Another source of confusion and erroneous interpretation of processing factors is a non-standardized designation of processed fractions. In the evaluated studies, more than 800 differently named processed fractions were registered. For benefits of consistency, it was deemed prudent to combine the more or less identical (but differently named) products/fractions into 175 consolidated terms for processed matrices. This significantly improves the ability to retrieve the complete information from the database, but is also for ease of comparing results of studies using deviant terminologies. One experience gained in the project is that harmonisation and amplification of the current classification/denomination of processed matrices are highly desirable—preferably associated by a coding system for processing operations and processed fractions.

Some of the study reports suffer severely from the lack of information on important parameters, e.g. duration and temperature of heating steps, which would substantially facilitate the affiliation of the study outcome. In the absence of such information, judgement on the representativeness of the procedure is difficult and intercomparison with results from other studies is impeded. Similarly, products have been characterized sparsely and/or in a very general manner in some of the study reports, for example, whether the end product was double or triple concentrated tomato paste.

Another striking obstacle preventing the derivation of processing factors in some studies is that experiments employed a starting material (RAC) with residues below the LOQ of the analytical method. Even in case of an expected accumulation in processed fractions (Pf > 1) such studies are not suitable to provide processing factors in a quantitative manner, hence rendering the study results obsolete.

Finally, it is considered worthwhile to further explore possibilities of extrapolation of study results to similar commodities/processes. The Guidance Document on magnitude of pesticide residues in processed commodities (OECD 2008a) indicates that for commodities of the same commodity group undergoing the same processing procedure; the results obtained for one commodity can be extrapolated to the other similarly processed commodities within this group. These recommendations are basically confirmed by the studies recorded in the BfR database. For example, the results from processing oranges into orange juice may be extrapolated to other citrus fruits. Nevertheless, even this apparently strikingly clear rule should be cautiously applied with a closer scrutiny of the processed fraction. For example, rather divergent factors were found in juices originating from pome fruit, which on a closer look were due to different processing procedures yielding either clear or turbid juice.
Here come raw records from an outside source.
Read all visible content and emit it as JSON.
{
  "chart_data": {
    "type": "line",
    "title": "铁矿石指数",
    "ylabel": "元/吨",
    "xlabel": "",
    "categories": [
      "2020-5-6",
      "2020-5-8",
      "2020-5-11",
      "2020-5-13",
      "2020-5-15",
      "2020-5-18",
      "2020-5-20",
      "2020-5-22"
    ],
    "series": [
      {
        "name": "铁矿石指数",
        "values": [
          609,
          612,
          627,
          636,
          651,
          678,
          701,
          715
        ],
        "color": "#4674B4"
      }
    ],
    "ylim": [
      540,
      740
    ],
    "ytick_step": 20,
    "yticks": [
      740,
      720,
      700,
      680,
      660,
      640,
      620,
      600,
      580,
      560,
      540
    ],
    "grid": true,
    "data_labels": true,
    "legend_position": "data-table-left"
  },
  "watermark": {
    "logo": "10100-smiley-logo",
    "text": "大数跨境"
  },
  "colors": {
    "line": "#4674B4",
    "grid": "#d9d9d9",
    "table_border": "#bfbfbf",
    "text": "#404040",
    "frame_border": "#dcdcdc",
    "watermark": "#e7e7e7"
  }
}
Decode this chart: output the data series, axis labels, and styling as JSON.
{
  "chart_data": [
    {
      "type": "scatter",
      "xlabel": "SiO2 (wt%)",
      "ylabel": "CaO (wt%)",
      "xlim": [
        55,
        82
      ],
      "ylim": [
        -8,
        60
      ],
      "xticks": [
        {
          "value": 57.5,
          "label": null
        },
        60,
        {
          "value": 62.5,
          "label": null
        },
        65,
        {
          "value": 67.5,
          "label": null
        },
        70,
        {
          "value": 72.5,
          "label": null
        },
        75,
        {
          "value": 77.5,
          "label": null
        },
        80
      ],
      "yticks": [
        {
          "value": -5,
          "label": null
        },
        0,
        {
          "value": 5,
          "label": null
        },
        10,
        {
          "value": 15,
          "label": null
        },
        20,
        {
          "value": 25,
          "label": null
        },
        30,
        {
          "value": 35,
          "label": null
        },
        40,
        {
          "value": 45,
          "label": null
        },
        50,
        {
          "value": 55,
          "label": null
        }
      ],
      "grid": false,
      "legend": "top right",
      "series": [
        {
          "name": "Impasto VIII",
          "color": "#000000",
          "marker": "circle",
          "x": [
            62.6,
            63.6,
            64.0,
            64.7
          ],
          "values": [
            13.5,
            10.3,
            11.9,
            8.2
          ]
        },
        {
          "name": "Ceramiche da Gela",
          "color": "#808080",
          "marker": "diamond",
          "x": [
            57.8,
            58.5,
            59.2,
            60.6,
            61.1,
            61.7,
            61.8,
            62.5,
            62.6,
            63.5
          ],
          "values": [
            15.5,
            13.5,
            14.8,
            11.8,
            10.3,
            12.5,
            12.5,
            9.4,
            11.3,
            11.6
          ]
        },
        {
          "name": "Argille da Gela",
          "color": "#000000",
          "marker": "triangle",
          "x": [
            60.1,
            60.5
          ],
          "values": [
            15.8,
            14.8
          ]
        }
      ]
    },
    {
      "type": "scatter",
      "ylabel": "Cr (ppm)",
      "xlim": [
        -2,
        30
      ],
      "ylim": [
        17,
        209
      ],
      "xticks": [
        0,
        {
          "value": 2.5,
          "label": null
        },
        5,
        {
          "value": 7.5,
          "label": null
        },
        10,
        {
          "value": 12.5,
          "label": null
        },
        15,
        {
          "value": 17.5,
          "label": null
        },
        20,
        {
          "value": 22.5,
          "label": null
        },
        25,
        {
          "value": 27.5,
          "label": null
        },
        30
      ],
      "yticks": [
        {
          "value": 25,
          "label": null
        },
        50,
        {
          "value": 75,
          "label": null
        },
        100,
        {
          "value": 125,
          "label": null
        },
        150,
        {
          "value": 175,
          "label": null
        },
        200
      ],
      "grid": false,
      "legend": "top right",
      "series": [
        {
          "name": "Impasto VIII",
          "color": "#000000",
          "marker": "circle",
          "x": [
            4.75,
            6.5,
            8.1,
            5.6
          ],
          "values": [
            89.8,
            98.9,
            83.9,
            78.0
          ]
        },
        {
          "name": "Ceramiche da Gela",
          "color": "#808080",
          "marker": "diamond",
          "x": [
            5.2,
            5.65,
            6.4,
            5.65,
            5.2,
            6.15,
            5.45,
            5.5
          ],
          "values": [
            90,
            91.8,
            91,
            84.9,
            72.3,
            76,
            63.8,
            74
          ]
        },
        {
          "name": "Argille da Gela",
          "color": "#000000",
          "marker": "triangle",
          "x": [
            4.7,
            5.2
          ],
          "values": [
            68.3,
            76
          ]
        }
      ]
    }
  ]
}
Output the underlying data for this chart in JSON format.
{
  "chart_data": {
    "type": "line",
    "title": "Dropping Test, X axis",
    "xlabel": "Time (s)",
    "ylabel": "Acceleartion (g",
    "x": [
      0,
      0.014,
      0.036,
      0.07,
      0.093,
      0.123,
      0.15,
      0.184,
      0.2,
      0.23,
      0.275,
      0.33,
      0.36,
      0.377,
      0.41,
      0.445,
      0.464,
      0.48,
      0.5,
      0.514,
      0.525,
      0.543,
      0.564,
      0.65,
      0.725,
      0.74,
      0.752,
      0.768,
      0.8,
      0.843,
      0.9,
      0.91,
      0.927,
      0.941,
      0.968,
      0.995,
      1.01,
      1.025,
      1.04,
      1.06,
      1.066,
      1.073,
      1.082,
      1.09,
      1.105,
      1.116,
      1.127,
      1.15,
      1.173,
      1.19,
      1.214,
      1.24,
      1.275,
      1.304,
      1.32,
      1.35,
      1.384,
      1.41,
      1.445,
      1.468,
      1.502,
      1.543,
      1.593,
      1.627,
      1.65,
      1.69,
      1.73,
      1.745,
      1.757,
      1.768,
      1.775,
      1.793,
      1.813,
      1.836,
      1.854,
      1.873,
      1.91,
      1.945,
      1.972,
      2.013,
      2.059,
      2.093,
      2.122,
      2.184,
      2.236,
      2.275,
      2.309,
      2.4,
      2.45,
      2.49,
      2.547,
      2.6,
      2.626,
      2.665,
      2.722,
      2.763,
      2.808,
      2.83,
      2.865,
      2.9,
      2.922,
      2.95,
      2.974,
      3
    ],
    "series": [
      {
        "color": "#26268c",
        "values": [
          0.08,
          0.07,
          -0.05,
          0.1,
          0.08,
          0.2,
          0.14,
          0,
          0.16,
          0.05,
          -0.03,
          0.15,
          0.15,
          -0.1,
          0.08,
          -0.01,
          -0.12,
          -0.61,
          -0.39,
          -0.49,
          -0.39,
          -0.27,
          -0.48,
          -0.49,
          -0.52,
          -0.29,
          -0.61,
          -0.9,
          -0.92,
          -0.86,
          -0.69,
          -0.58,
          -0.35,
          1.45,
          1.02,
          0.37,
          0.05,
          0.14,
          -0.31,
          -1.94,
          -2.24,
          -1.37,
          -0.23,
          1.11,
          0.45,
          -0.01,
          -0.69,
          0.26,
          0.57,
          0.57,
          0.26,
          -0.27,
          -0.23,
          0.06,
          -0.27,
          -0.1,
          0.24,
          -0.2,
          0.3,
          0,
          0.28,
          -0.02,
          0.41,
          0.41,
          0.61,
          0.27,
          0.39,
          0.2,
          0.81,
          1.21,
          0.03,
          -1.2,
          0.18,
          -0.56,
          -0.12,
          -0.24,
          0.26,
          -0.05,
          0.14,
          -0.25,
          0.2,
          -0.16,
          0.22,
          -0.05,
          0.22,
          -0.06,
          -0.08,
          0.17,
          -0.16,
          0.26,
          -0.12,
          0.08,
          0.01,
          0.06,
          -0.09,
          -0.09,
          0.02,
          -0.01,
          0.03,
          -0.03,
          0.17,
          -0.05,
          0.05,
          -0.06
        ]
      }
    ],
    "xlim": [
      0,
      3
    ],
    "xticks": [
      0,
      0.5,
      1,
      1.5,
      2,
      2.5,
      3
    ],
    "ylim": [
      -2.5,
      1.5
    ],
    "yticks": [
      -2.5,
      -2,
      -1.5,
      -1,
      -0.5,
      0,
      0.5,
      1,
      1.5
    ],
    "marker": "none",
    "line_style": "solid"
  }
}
With a view to the large number of processed products, an extension of the existing rules for extrapolation should be explored. However, any new extrapolation has to be based on at least a minimum number of side-by-side processing studies. In the past, processing studies were almost exclusively conducted on a very limited number of representative crops. This does not give leeway for substantiating new extrapolations to other RACs which are important in trade or make up a significant share of consumer group diets.

Likewise, it might be worthwhile to explore possibilities of processing factors being extrapolated from one substance to another, given that those are closely rated in terms of structure and/or physico-chemical properties.

8 Conclusion

Processing factors are valuable tools both for concluding on whether processed food or feed was produced in compliance with legal standards and for refining dietary exposure assessments. The revised BfR database offers a detailed compilation of such processing factors. Quality information on key parameters of the processing studies allows for rating of robustness and reliability of the results. Thus, the BfR database may be considered a milestone in providing a scientific background for establishing Annex VI to Regulation (EC) No 396/2005. To further develop the collected information towards a common instrument for regulatory decision making across the EU, a close cooperation is scheduled with partners of other European institutions. Furthermore, some recommendations concerning the set-up and interpretation of processing studies might find their way into existing international guidance.